Queer è un racconto semi-autobiografico, e in quella parzialità si annida l’essenza stessa di un’opera artificiale e intima al tempo stesso, che nel disperato tentativo di usare la finzione per evitare la realtà finisce per diventarne uno specchio feroce e impietoso. Lee è la maschera di Burroughs, che con tutti i suoi eccessi, le sue ossessioni e dipendenze cela qualcosa di ancora più intollerabile della sua diversità, di quella queerness che lo relega ai margini della società.
Al tempo stesso Lee è Burroughs che attraverso la scrittura va dritto verso ciò da cui scappava: il dolore e il senso di colpa per la morte della moglie Joan. Guadagnino nel suo Queer porta a galla a livello delle immagini tutte queste stratificazioni di simboli e di significati: il suo Lee si aggira in una Città del Messico ricostruita a Cinecittà che non nasconde la sua natura di palcoscenico onirico, dove dietro le porte degli squallidi hotel a ore e dei locali clandestini dove si rifugiano gli espatriati/esiliati statunitensi, le paure e i fantasmi del passato prendono corpo sotto forma di scene surreali ed enigmatiche, che si presentano all’occhio dello spettatore senza svelarsi.
Una donna nuda, una bottiglia in equilibrio, il rumore di un colpo di pistola: Burroughs si fonde con Lee, una fusione esplicitata a livello filmico da Guadagnino e confessata dallo stesso scrittore nella sua Introduzione quando, continuando a parlare del rapporto tra Lee e Allerton fa un parallelismo con l’atto della scrittura: «Lee non sa di essere ormai votato alla scrittura, poiché questo è l’unico modo che ha di lasciare una traccia indelebile, indipendentemente dal fatto che Allerton abbia voglia di stare a guardare oppure no.
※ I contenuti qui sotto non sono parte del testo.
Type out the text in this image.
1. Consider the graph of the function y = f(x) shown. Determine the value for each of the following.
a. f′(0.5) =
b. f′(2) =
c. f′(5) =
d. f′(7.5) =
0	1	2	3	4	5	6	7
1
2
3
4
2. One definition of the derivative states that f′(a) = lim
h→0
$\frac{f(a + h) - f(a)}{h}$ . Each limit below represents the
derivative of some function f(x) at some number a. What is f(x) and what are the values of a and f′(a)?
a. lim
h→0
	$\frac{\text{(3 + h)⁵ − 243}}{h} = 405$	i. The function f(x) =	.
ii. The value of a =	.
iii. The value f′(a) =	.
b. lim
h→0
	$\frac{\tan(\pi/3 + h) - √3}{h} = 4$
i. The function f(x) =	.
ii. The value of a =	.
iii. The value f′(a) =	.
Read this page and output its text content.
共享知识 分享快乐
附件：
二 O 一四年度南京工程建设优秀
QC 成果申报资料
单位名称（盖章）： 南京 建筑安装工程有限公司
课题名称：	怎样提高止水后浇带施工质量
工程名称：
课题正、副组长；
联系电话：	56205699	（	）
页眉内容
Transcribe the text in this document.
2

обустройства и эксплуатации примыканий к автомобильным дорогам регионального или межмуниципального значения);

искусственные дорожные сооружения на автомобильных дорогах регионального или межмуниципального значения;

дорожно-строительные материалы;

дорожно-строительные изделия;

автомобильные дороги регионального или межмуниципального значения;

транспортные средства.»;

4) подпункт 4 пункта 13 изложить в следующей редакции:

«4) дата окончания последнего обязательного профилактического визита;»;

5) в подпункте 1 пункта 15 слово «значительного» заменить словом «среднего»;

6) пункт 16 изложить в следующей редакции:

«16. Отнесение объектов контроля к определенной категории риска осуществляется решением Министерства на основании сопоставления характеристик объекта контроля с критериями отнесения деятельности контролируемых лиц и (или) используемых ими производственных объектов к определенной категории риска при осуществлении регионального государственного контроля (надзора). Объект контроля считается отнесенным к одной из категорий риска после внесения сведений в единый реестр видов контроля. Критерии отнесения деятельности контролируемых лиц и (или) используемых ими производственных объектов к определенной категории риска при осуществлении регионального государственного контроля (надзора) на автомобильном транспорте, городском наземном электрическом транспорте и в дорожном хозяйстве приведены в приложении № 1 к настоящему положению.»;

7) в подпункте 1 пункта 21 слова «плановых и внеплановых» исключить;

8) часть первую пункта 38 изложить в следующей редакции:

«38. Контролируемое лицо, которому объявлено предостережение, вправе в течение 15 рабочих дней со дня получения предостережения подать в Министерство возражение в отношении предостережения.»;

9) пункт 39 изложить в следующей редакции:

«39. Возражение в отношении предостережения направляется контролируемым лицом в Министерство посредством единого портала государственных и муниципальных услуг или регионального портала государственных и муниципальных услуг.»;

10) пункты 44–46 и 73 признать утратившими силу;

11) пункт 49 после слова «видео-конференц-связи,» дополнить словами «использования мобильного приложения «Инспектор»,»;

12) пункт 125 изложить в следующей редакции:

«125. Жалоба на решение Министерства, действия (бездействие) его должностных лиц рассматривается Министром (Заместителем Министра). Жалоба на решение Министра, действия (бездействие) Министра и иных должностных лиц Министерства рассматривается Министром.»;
Lee viene spinto inesorabilmente nel mondo della finzione narrativa. Ha già scelto tra vita e scrittura».
Guadagnino rimane fedele quasi del tutto al romanzo di Burroughs, seguendo con scrupolo le traiettorie seguite da Lee tra le pagine, dalla vita dissoluta a Città del Messico fino al viaggio in Sudamerica con Allerton, tra visioni febbrili e crisi di astinenza che prostrano il corpo già segnato dal fardello del desiderio frustrato. Poi decide di inserire un’interpolazione, di colmare il vuoto lasciato dal romanzo proseguendo la ricerca dello yage nella giungla. Nel capitolo più surreale e allucinatorio del film, il desiderio di Lee prende corpo, anche se solo nei fumi dello yage: i corpi dei due viaggiatori si fondono in una danza arcaica e istintuale, in una forma di erotismo puro, svincolato dalla realtà, che unisce i corpi e li trasfigura.
È il punto di non ritorno: il corpo perde coscienza di sé e finalmente diventa puro desiderio, materia spettrale, disincarnata.